Söylemleri ve yazıları “faizi düşüreceğinin” işaretleri algılanıyor.
Ancak...
1 hafta önce göreve gelseydi bu rota için daha düşük bir oranla demir alacak, “Vira bismillah” diyebilecekti.
Bir de önünde, 2 yılda 4’üncü kez başkan değiştirmiş olan TC Merkez Bankası’nın imaj faktörü var.
Yüzde 16 enflasyon ise start yaparken kucağındaki bir ağırlık.
Öte yandan...
New York Times, “Prof.

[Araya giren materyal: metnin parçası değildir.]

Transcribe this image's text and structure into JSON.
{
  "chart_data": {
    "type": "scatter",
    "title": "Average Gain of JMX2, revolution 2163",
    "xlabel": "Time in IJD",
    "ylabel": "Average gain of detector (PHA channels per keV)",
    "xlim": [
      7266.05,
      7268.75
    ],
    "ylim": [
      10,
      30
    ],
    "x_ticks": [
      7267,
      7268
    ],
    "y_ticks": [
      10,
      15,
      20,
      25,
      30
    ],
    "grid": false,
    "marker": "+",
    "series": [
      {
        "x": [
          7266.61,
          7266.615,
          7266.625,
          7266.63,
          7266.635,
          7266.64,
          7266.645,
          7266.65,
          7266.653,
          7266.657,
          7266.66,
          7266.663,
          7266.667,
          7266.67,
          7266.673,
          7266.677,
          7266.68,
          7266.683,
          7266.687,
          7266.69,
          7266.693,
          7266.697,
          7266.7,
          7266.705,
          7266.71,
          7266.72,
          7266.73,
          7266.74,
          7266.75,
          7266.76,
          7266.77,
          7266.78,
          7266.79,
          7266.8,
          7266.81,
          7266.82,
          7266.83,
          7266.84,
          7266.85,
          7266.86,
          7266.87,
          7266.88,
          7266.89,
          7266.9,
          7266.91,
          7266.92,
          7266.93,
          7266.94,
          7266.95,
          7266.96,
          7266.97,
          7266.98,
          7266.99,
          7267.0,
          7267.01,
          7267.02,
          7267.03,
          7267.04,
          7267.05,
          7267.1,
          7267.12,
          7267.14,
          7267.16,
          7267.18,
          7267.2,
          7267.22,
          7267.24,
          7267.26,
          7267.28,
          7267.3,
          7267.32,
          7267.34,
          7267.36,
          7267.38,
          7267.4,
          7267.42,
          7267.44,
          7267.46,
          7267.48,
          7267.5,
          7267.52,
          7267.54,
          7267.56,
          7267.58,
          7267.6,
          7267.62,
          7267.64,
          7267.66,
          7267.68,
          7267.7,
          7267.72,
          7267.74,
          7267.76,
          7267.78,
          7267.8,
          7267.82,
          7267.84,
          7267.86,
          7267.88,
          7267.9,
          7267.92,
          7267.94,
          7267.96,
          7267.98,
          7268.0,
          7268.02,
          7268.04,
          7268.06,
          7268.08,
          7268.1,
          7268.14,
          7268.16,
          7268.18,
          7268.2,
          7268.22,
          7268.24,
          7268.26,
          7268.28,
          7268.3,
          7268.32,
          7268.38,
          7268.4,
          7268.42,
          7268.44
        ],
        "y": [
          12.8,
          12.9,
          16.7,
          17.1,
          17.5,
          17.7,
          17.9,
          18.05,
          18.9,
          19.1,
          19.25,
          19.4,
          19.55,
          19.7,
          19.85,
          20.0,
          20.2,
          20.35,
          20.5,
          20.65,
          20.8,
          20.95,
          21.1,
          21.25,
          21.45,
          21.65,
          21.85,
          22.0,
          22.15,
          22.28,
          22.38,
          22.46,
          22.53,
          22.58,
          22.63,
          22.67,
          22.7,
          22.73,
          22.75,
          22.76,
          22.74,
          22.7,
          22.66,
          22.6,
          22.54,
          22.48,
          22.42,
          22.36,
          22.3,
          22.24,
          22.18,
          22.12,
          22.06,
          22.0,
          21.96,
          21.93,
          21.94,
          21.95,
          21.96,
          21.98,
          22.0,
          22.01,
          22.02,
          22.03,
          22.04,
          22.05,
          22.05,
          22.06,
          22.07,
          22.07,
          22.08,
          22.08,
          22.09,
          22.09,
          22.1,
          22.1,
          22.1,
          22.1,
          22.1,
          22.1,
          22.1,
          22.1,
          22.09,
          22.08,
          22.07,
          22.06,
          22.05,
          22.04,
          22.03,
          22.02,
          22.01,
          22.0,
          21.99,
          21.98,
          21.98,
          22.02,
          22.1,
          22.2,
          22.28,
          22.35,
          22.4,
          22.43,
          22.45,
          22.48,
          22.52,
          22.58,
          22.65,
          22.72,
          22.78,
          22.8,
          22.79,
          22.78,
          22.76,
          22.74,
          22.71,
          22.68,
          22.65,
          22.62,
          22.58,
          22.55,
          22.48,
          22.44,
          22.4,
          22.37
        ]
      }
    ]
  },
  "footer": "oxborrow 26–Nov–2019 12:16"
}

Kavcıoğlu’nun düşük faiz oranıyla büyümeyi canlandırmayı da hedeflediğini” yazdı.
GECE HEYECANI
Sayfaya, internetten aldığım bazı fotoğrafları koydum.
Banka isimlerini -yanlış yorumlara neden olmamak için- kestim.
Pazar gecesi, saat 21.00-22.00’den itibaren “sıcak saatler” başlamıştı.
Ansızın “8.39’dan dolar alış bildirimleri” düşüyordu internete.
“Yüzde 10’un üzerinde bir devalüasyon” demekti bu.
“N’oluyordu?”
Bir bankacı dostumu telefonla aradım.
Bu “zembereği boşanmış” para piyasasının nedenini sordum.
Böyle olayları çok yaşamış deneyimli bankacı dostum anlattı:
Artık döviz alım satımları eskisi gibi değil.
İnternete giriyorsun, döviz alıyorsun, döviz satıyorsun.
Uzakdoğu borsaları şu anda aktif.
Merkez Bankası’ndaki ani değişiklik nedeniyle Uzakdoğu’dan bazı yatırımcılar hareketlendiler.
TL değer kaybeder gibi görünüyordu.
Bizim bankalar da derhal “tedbir konumuna” geçti.
“8.39” hatta “8.77”ye dolar alımı açıkladı.
Böylece ucuz fiyattan dolar satıp, yarın zarara girmeyi önlediler.
Sabah... Bu rakamlar bir miktar iner.
Gerçekten de öyle oldu.
İnternetten girerek düşük fiyattan döviz alıp, ertesi sabah daha yüksek fiyatla satmak hesapları -sanıyorum- tutmadı.
................
Ancak gene de daha ılımlı bir yöntemle başkan değişikliği böyle durumlar üretmeyebilirdi.